Even some Democrats have expressed alarm at the haphazard nature of the US withdrawal, including delays in evacuating interpreters and other Afghans who supported the American mission.

“To say that today is anything short of a disaster would be dishonest,” Democratic congressman Seth Moulton, a marine veteran who served in Iraq, said in a statement.

Hundreds of people run alongside a US Air Force C-17 transport plane as it departs in Kabul.

Hundreds of people run alongside a US Air Force C-17 transport plane as it departs in Kabul.Credit:AP

“Worse, it was avoidable.”

Moulton continued: “The fact that, at this hour, we have not even secured the civilian half of Kabul Airport is testament to our moral and operational failure. We need to rectify this immediately.”

A Morning Consult poll, conducted as the Taliban made rapid military gains throughout Afghanistan, found that support for the US withdrawal had dropped from 69 per cent of American voters in April to 49 per cent now.

Biden was speaking after disorder unfolded at the US-controlled Kabul international airport as thousands of Afghans tried to flee the country.

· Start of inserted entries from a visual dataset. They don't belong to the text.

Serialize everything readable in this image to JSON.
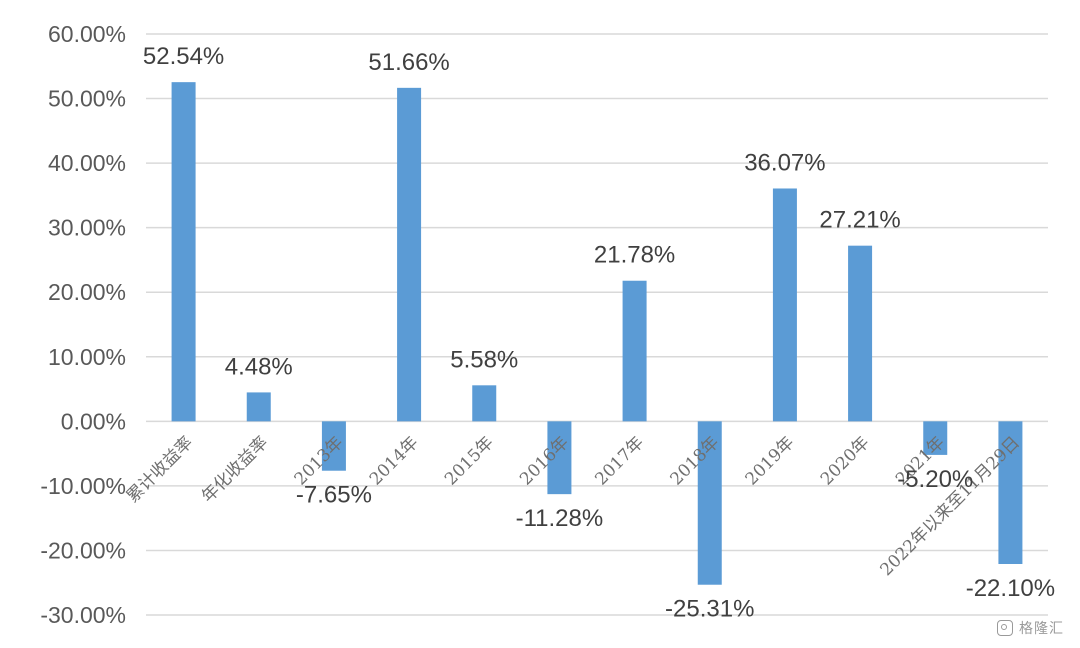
{
  "chart_data": {
    "type": "bar",
    "categories": [
      "累计收益率",
      "年化收益率",
      "2013年",
      "2014年",
      "2015年",
      "2016年",
      "2017年",
      "2018年",
      "2019年",
      "2020年",
      "2021年",
      "2022年以来至11月29日"
    ],
    "values": [
      52.54,
      4.48,
      -7.65,
      51.66,
      5.58,
      -11.28,
      21.78,
      -25.31,
      36.07,
      27.21,
      -5.2,
      -22.1
    ],
    "data_labels": [
      "52.54%",
      "4.48%",
      "-7.65%",
      "51.66%",
      "5.58%",
      "-11.28%",
      "21.78%",
      "-25.31%",
      "36.07%",
      "27.21%",
      "-5.20%",
      "-22.10%"
    ],
    "y_ticks": [
      60,
      50,
      40,
      30,
      20,
      10,
      0,
      -10,
      -20,
      -30
    ],
    "y_tick_labels": [
      "60.00%",
      "50.00%",
      "40.00%",
      "30.00%",
      "20.00%",
      "10.00%",
      "0.00%",
      "-10.00%",
      "-20.00%",
      "-30.00%"
    ],
    "ylim": [
      -30,
      60
    ],
    "grid": true,
    "legend": "none",
    "title": "",
    "xlabel": "",
    "ylabel": "",
    "colors": {
      "bar": "#5b9bd5",
      "grid": "#d9d9d9",
      "tick_text": "#595959",
      "label_text": "#404040"
    }
  },
  "watermark": {
    "text": "格隆汇",
    "icon": "gelonghui-logo-icon"
  }
}
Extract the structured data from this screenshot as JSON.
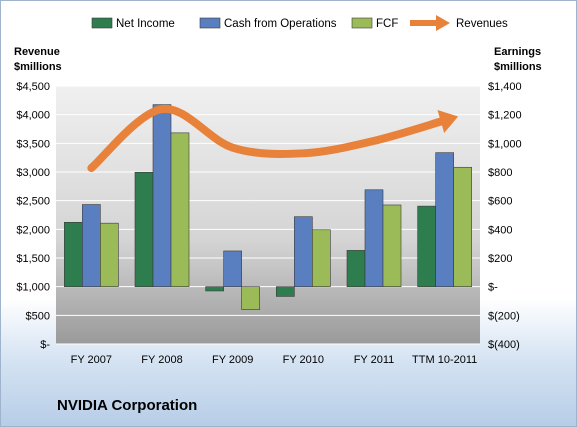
{
  "chart_data": {
    "type": "bar",
    "company": "NVIDIA Corporation",
    "categories": [
      "FY 2007",
      "FY 2008",
      "FY 2009",
      "FY 2010",
      "FY 2011",
      "TTM 10-2011"
    ],
    "left_axis": {
      "title_line1": "Revenue",
      "title_line2": "$millions",
      "ylim": [
        0,
        4500
      ],
      "ticks": [
        0,
        500,
        1000,
        1500,
        2000,
        2500,
        3000,
        3500,
        4000,
        4500
      ],
      "tick_labels": [
        "$-",
        "$500",
        "$1,000",
        "$1,500",
        "$2,000",
        "$2,500",
        "$3,000",
        "$3,500",
        "$4,000",
        "$4,500"
      ]
    },
    "right_axis": {
      "title_line1": "Earnings",
      "title_line2": "$millions",
      "ylim": [
        -400,
        1400
      ],
      "ticks": [
        -400,
        -200,
        0,
        200,
        400,
        600,
        800,
        1000,
        1200,
        1400
      ],
      "tick_labels": [
        "$(400)",
        "$(200)",
        "$-",
        "$200",
        "$400",
        "$600",
        "$800",
        "$1,000",
        "$1,200",
        "$1,400"
      ]
    },
    "series": [
      {
        "name": "Net Income",
        "axis": "right",
        "color": "#2e7d4f",
        "values": [
          449,
          798,
          -30,
          -68,
          253,
          562
        ]
      },
      {
        "name": "Cash from Operations",
        "axis": "right",
        "color": "#5a7fc0",
        "values": [
          573,
          1270,
          249,
          488,
          676,
          935
        ]
      },
      {
        "name": "FCF",
        "axis": "right",
        "color": "#9bbb59",
        "values": [
          443,
          1073,
          -160,
          397,
          570,
          833
        ]
      },
      {
        "name": "Revenues",
        "axis": "left",
        "color": "#e8823a",
        "values": [
          3069,
          4098,
          3425,
          3326,
          3543,
          3900
        ]
      }
    ],
    "legend_position": "top",
    "grid": true
  }
}
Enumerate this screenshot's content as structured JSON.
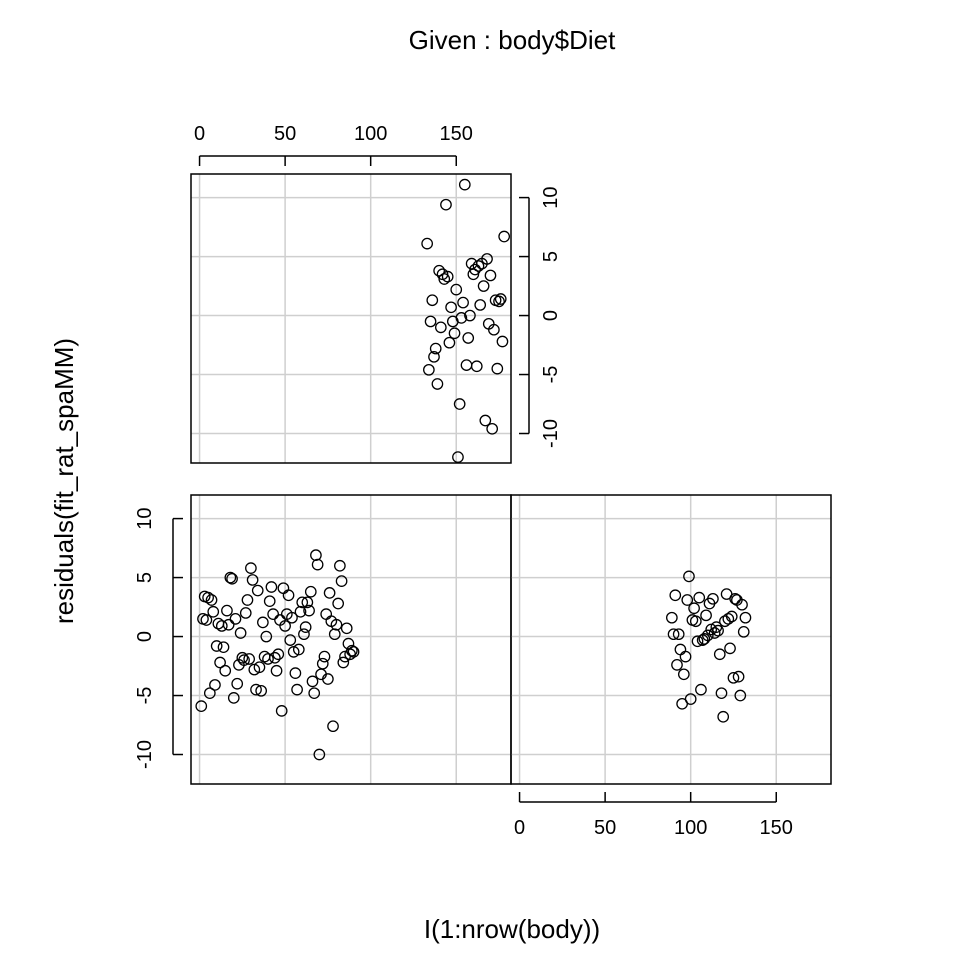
{
  "chart_data": {
    "type": "scatter",
    "title": "Given : body$Diet",
    "xlabel": "I(1:nrow(body))",
    "ylabel": "residuals(fit_rat_spaMM)",
    "xlim": [
      -5,
      182
    ],
    "ylim": [
      -12.5,
      12
    ],
    "x_ticks": [
      0,
      50,
      100,
      150
    ],
    "y_ticks": [
      -10,
      -5,
      0,
      5,
      10
    ],
    "x_tick_labels": [
      "0",
      "50",
      "100",
      "150"
    ],
    "y_tick_labels": [
      "-10",
      "-5",
      "0",
      "5",
      "10"
    ],
    "grid": true,
    "panels": [
      {
        "name": "panel-1",
        "points": [
          [
            1,
            -5.9
          ],
          [
            2,
            1.5
          ],
          [
            3,
            3.4
          ],
          [
            4,
            1.4
          ],
          [
            5,
            3.3
          ],
          [
            6,
            -4.8
          ],
          [
            7,
            3.1
          ],
          [
            8,
            2.1
          ],
          [
            9,
            -4.1
          ],
          [
            10,
            -0.8
          ],
          [
            11,
            1.1
          ],
          [
            12,
            -2.2
          ],
          [
            13,
            0.9
          ],
          [
            14,
            -0.9
          ],
          [
            15,
            -2.9
          ],
          [
            16,
            2.2
          ],
          [
            17,
            1.0
          ],
          [
            18,
            5.0
          ],
          [
            19,
            4.9
          ],
          [
            20,
            -5.2
          ],
          [
            21,
            1.5
          ],
          [
            22,
            -4.0
          ],
          [
            23,
            -2.4
          ],
          [
            24,
            0.3
          ],
          [
            25,
            -1.8
          ],
          [
            26,
            -2.0
          ],
          [
            27,
            2.0
          ],
          [
            28,
            3.1
          ],
          [
            29,
            -1.9
          ],
          [
            30,
            5.8
          ],
          [
            31,
            4.8
          ],
          [
            32,
            -2.8
          ],
          [
            33,
            -4.5
          ],
          [
            34,
            3.9
          ],
          [
            35,
            -2.6
          ],
          [
            36,
            -4.6
          ],
          [
            37,
            1.2
          ],
          [
            38,
            -1.7
          ],
          [
            39,
            0.0
          ],
          [
            40,
            -1.9
          ],
          [
            41,
            3.0
          ],
          [
            42,
            4.2
          ],
          [
            43,
            1.9
          ],
          [
            44,
            -1.8
          ],
          [
            45,
            -2.9
          ],
          [
            46,
            -1.5
          ],
          [
            47,
            1.4
          ],
          [
            48,
            -6.3
          ],
          [
            49,
            4.1
          ],
          [
            50,
            0.9
          ],
          [
            51,
            1.9
          ],
          [
            52,
            3.5
          ],
          [
            53,
            -0.3
          ],
          [
            54,
            1.6
          ],
          [
            55,
            -1.3
          ],
          [
            56,
            -3.1
          ],
          [
            57,
            -4.5
          ],
          [
            58,
            -1.1
          ],
          [
            59,
            2.1
          ],
          [
            60,
            2.9
          ],
          [
            61,
            0.2
          ],
          [
            62,
            0.8
          ],
          [
            63,
            2.9
          ],
          [
            64,
            2.2
          ],
          [
            65,
            3.8
          ],
          [
            66,
            -3.8
          ],
          [
            67,
            -4.8
          ],
          [
            68,
            6.9
          ],
          [
            69,
            6.1
          ],
          [
            70,
            -10.0
          ],
          [
            71,
            -3.2
          ],
          [
            72,
            -2.3
          ],
          [
            73,
            -1.7
          ],
          [
            74,
            1.9
          ],
          [
            75,
            -3.6
          ],
          [
            76,
            3.7
          ],
          [
            77,
            1.3
          ],
          [
            78,
            -7.6
          ],
          [
            79,
            0.2
          ],
          [
            80,
            1.0
          ],
          [
            81,
            2.8
          ],
          [
            82,
            6.0
          ],
          [
            83,
            4.7
          ],
          [
            84,
            -2.2
          ],
          [
            85,
            -1.7
          ],
          [
            86,
            0.7
          ],
          [
            87,
            -0.6
          ],
          [
            88,
            -1.5
          ],
          [
            89,
            -1.2
          ],
          [
            90,
            -1.3
          ]
        ]
      },
      {
        "name": "panel-2",
        "points": [
          [
            89,
            1.6
          ],
          [
            90,
            0.2
          ],
          [
            91,
            3.5
          ],
          [
            92,
            -2.4
          ],
          [
            93,
            0.2
          ],
          [
            94,
            -1.1
          ],
          [
            95,
            -5.7
          ],
          [
            96,
            -3.2
          ],
          [
            97,
            -1.7
          ],
          [
            98,
            3.1
          ],
          [
            99,
            5.1
          ],
          [
            100,
            -5.3
          ],
          [
            101,
            1.4
          ],
          [
            102,
            2.4
          ],
          [
            103,
            1.3
          ],
          [
            104,
            -0.4
          ],
          [
            105,
            3.3
          ],
          [
            106,
            -4.5
          ],
          [
            107,
            -0.3
          ],
          [
            108,
            -0.2
          ],
          [
            109,
            1.8
          ],
          [
            110,
            0.1
          ],
          [
            111,
            2.8
          ],
          [
            112,
            0.6
          ],
          [
            113,
            3.2
          ],
          [
            114,
            0.3
          ],
          [
            115,
            0.8
          ],
          [
            116,
            0.5
          ],
          [
            117,
            -1.5
          ],
          [
            118,
            -4.8
          ],
          [
            119,
            -6.8
          ],
          [
            120,
            1.3
          ],
          [
            121,
            3.6
          ],
          [
            122,
            1.5
          ],
          [
            123,
            -1.0
          ],
          [
            124,
            1.7
          ],
          [
            125,
            -3.5
          ],
          [
            126,
            3.2
          ],
          [
            127,
            3.1
          ],
          [
            128,
            -3.4
          ],
          [
            129,
            -5.0
          ],
          [
            130,
            2.7
          ],
          [
            131,
            0.4
          ],
          [
            132,
            1.6
          ]
        ]
      },
      {
        "name": "panel-3",
        "points": [
          [
            133,
            6.1
          ],
          [
            134,
            -4.6
          ],
          [
            135,
            -0.5
          ],
          [
            136,
            1.3
          ],
          [
            137,
            -3.5
          ],
          [
            138,
            -2.8
          ],
          [
            139,
            -5.8
          ],
          [
            140,
            3.8
          ],
          [
            141,
            -1.0
          ],
          [
            142,
            3.5
          ],
          [
            143,
            3.1
          ],
          [
            144,
            9.4
          ],
          [
            145,
            3.3
          ],
          [
            146,
            -2.3
          ],
          [
            147,
            0.7
          ],
          [
            148,
            -0.5
          ],
          [
            149,
            -1.5
          ],
          [
            150,
            2.2
          ],
          [
            151,
            -12.0
          ],
          [
            152,
            -7.5
          ],
          [
            153,
            -0.2
          ],
          [
            154,
            1.1
          ],
          [
            155,
            11.1
          ],
          [
            156,
            -4.2
          ],
          [
            157,
            -1.9
          ],
          [
            158,
            0.0
          ],
          [
            159,
            4.4
          ],
          [
            160,
            3.5
          ],
          [
            161,
            3.9
          ],
          [
            162,
            -4.3
          ],
          [
            163,
            4.2
          ],
          [
            164,
            0.9
          ],
          [
            165,
            4.4
          ],
          [
            166,
            2.5
          ],
          [
            167,
            -8.9
          ],
          [
            168,
            4.8
          ],
          [
            169,
            -0.7
          ],
          [
            170,
            3.4
          ],
          [
            171,
            -9.6
          ],
          [
            172,
            -1.2
          ],
          [
            173,
            1.3
          ],
          [
            174,
            -4.5
          ],
          [
            175,
            1.2
          ],
          [
            176,
            1.4
          ],
          [
            177,
            -2.2
          ],
          [
            178,
            6.7
          ]
        ]
      }
    ]
  }
}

At least seven people were killed at the airport, the Associated Press reported, including several Afghans who clung to the outside of a military aircraft and plunged to their death.

The Pentagon also confirmed that US troops had shot dead two people at the airport.

“All the images coming out are of concern and troubling,” Pentagon spokesman John Kirby said.

He confirmed that all military and civilian flights out of the airport had been suspended because of a security breach.